映画『ひぐらしのなく頃に』

ひぐらしのなく頃に 劇場版 スタンダードエディション [DVD]

 観てしまったのですよ……。映画版についてはほとんど情報を追いかけていなかったのですが、801ちゃんの人が続編の「誓」がなんか本当にいいものらしいと力説してはったので、これは観た方がよさそうだということで、まずは一作目から手をつけてみました。ただしこちらの方の評判はあまり芳しくないらしいということもあり、「誓」のための前準備くらいの感覚でした。

 実際観てみた感想としても、まあ前評判と大きく違えるところはなく。なまじバックグラウンドの設定を絡めようとするせいで、単体のホラー映画としてどうにもならない感じになっているのが根本的にまずいところなのかなと思います。原作未読者にとっては怖さよりも意味不明さが先に立ちそうですし、かといって背景を知り尽くした原作既読者にしてみると、『ひぐらし』はもはやホラーではありえない作品なので、どちらにしても上滑りになってしまうわけです。今さらオヤシロ様に後ろに立たれても、もはやギャグとしか……。(「嘘だ」の演出まわりとか、とっちらかった伏線張りを見てると、コンセプトが正しければどうにかなったわけでもないような気がしますが、映画の良し悪しは私のサポート範囲外なのでパス)

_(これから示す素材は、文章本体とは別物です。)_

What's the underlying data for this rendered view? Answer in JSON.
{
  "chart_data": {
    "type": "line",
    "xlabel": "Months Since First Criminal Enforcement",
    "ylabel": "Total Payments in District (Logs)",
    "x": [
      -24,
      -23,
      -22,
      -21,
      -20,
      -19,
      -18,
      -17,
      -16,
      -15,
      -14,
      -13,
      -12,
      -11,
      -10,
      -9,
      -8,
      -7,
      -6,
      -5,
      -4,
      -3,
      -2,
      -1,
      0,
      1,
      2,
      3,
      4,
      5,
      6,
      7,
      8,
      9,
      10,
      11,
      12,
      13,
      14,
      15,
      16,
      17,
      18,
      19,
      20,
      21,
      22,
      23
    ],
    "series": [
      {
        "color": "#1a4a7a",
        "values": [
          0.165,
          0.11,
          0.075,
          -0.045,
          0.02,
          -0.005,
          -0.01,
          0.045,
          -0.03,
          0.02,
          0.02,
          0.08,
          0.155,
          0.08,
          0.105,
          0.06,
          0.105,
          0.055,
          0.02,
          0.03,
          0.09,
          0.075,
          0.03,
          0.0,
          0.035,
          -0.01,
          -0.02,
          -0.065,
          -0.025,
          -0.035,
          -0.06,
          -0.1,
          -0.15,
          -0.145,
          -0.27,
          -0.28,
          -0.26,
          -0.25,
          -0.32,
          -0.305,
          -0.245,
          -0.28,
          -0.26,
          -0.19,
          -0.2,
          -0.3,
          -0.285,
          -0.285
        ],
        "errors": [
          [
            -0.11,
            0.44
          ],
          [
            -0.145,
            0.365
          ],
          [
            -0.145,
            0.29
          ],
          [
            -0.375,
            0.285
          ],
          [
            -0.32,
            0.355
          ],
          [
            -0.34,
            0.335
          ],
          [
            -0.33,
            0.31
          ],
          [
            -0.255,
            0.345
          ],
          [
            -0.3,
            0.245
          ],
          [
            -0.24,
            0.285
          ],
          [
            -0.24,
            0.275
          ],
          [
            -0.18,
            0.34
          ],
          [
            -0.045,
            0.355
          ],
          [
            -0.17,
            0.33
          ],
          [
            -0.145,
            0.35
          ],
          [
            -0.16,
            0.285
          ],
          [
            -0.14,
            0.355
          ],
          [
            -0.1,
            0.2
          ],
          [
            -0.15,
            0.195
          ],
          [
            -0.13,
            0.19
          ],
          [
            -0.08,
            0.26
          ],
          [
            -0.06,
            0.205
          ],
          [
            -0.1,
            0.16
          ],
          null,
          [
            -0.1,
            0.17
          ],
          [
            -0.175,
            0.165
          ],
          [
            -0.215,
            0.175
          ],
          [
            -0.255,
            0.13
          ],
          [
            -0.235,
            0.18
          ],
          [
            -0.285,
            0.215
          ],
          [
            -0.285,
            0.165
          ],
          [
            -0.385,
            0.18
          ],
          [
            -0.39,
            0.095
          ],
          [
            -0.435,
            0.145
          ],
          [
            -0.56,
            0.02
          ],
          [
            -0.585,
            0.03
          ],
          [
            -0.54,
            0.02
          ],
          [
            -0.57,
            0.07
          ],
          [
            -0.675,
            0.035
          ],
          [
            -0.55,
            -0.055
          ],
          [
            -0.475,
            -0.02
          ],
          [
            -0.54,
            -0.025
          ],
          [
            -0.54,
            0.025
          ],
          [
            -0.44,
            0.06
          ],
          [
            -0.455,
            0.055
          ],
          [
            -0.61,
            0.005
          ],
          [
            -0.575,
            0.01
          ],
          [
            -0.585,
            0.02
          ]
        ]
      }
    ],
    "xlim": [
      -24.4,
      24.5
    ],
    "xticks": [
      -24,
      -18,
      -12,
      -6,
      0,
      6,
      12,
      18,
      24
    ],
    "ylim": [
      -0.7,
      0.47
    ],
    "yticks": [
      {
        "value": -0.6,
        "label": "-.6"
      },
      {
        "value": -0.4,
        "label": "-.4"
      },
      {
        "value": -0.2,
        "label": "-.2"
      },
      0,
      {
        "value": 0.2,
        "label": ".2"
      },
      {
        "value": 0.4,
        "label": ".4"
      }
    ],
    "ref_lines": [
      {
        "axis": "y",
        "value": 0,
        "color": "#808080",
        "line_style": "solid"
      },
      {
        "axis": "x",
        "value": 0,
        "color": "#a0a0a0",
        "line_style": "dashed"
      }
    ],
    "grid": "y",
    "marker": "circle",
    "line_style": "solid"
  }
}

 部分部分を見ていくと、とりあえず梨花ちゃんの役者さんがたいそう可愛かったので、最悪の事態は避けられたし後はまあいいかーみたいな。(奉納演舞は綺麗でした) 作品の雰囲気は現実化されていて、「にぱー」やら「はぅー」やらのオタク表現は一切なし*1。主演役者陣の微妙な三枚目加減も含め、美少女ゲーム的な美化が剥がれた分、「実際の雛見沢はこういうくたびれた感じなのだろうな」っと想像を楽しませることはできたのかなと思います。特に「ですわ」口調で喋らない沙都子ちゃんの自然な子供らしさが新鮮*2でしたね。あと富竹! 富竹がなんかすごいチンピラくさくなってる……。(でも死に方だけは一丁前) 富竹としての良し悪しはともかく、なんかやたら印象に残る役者ではありました。

 と、どうにも評価しづらい作品だったわけですが、この続編の「誓」を高く評価している人が、私の観測範囲内に少なくとも数人いるというのですから、それがいちばんお驚きだったりします。一体これをどうすればそんなことに……とちょっと想像つかないのですが、もちろん良いものであるに越したことはありません。多少おっかなびっくりではありますが、期待して観るとしましょう。

*1:一箇所だけ、エンジェルモートっぽいレストランに眼帯メイドが出てきましたが、あれはどうも明らかに不気味なホラー演出として出して来たっぽいです。

*2:本作は『鬼隠し編』相当ですし、次作も『罪滅し編』相当なので、沙都子ちゃんの出番がほとんどさそうなのは残念です。